2007 Giants Top 50 Prospects: #28-Mark Minicozzi

By: Kevin J. Cunningham

Good teams raise the level of play for the men who take the field. Mark Minicozzi benefited from playing on two great teams in 2006 and it did elevate his statistics. More importantly he has improved beyond what is in the box scores.

Minicozzi took his premise of good hitting far in his first full minor league season. He hit .282 in 2006 and ranked second on the San Jose Giants with 77 runs batted in. On a team with lots of interchangeable parts especially in the infield, Minicozzi played second base almost exclusively and led the team in games played as well as at bats.

As good as he and the Giants were in the regular season he did not contribute to San Jose's playoff cause and the team lost a five game series to the Visalia Oaks. Minicozzi batted only .111 in the series.

His winter season with the Waikiki Beach Boys was a revival in more than one way. The Hawaiian Baseball League began play again after a nine-year hiatus and San Francisco sent some of their best and brightest to the Big Island to work on their games in the winter league.

Minicozzi's power hitting highlighted a fine campaign where he again hit for average. He hit four home runs in Waikiki, as many as he hit in San Jose but in 115 at bats versus 495 with the Giants. He did exactly what he needed to do when came to Waikiki: he learned to drive the ball.

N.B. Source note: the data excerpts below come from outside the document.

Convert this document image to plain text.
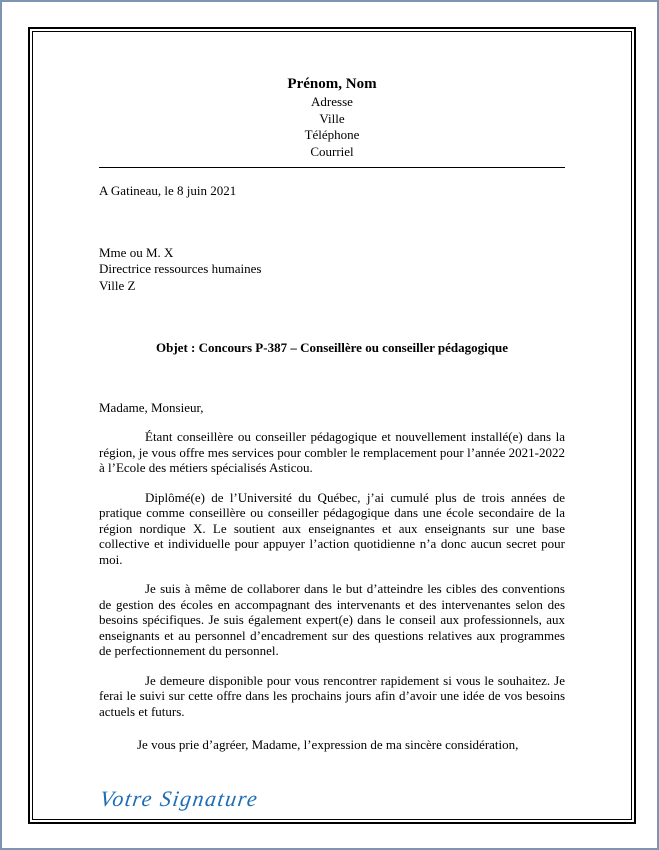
Prénom, Nom
Adresse
Ville
Téléphone
Courriel
A Gatineau, le 8 juin 2021
Mme ou M. X
Directrice ressources humaines
Ville Z
Objet : Concours P-387 – Conseillère ou conseiller pédagogique
Madame, Monsieur,

Étant conseillère ou conseiller pédagogique et nouvellement installé(e) dans la région, je vous offre mes services pour combler le remplacement pour l’année 2021-2022 à l’Ecole des métiers spécialisés Asticou.

Diplômé(e) de l’Université du Québec, j’ai cumulé plus de trois années de pratique comme conseillère ou conseiller pédagogique dans une école secondaire de la région nordique X. Le soutient aux enseignantes et aux enseignants sur une base collective et individuelle pour appuyer l’action quotidienne n’a donc aucun secret pour moi.

Je suis à même de collaborer dans le but d’atteindre les cibles des conventions de gestion des écoles en accompagnant des intervenants et des intervenantes selon des besoins spécifiques. Je suis également expert(e) dans le conseil aux professionnels, aux enseignants et au personnel d’encadrement sur des questions relatives aux programmes de perfectionnement du personnel.

Je demeure disponible pour vous rencontrer rapidement si vous le souhaitez. Je ferai le suivi sur cette offre dans les prochains jours afin d’avoir une idée de vos besoins actuels et futurs.

Je vous prie d’agréer, Madame, l’expression de ma sincère considération,

Votre Signature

Working with a familiar manager and overall great baseball man helped Minicozzi as well. Lenn Sakata has coached in San Jose in some capacity for the last eight years and has guided the club as manager for five seasons. Sakata returned home to Hawaii to coach future stars including his own players.

Minicozzi also returned to third base in the HWB after playing second in San Jose. The defensive results were about the same; 12 errors in San Jose, 4 errors in Waikiki.

He collected recognition for his performance in the winter league in postseason All-Star selection and when he won the Player of the Week Award for the week of October 29. In that week he hit .391 with ten RBI and six runs scored.

If he looks like the same player he was going into the 2006 season, look again. Look back at his college stats and see he could hit then--.342 and .319 batting averages in his last two seasons at East Carolina University--and he can hit now after two seasons in professional baseball. A fielder who can play up the middle and at the hot corner with a good arm is adding to his abilities and just tapped into power potential that could develop with time and patience.

At the lower levels of the minors, where Minicozzi might stick while he figures out the new tools at his disposal, improvement looks pretty drastic and then has a tendency to level off. This infielder will live up to expectations if those expectations are kept consistent with the results of his progress. Long story short, he's growing, and that growth could make a difference down the road, just as it did for the Giants and the Beach Boys in 2006.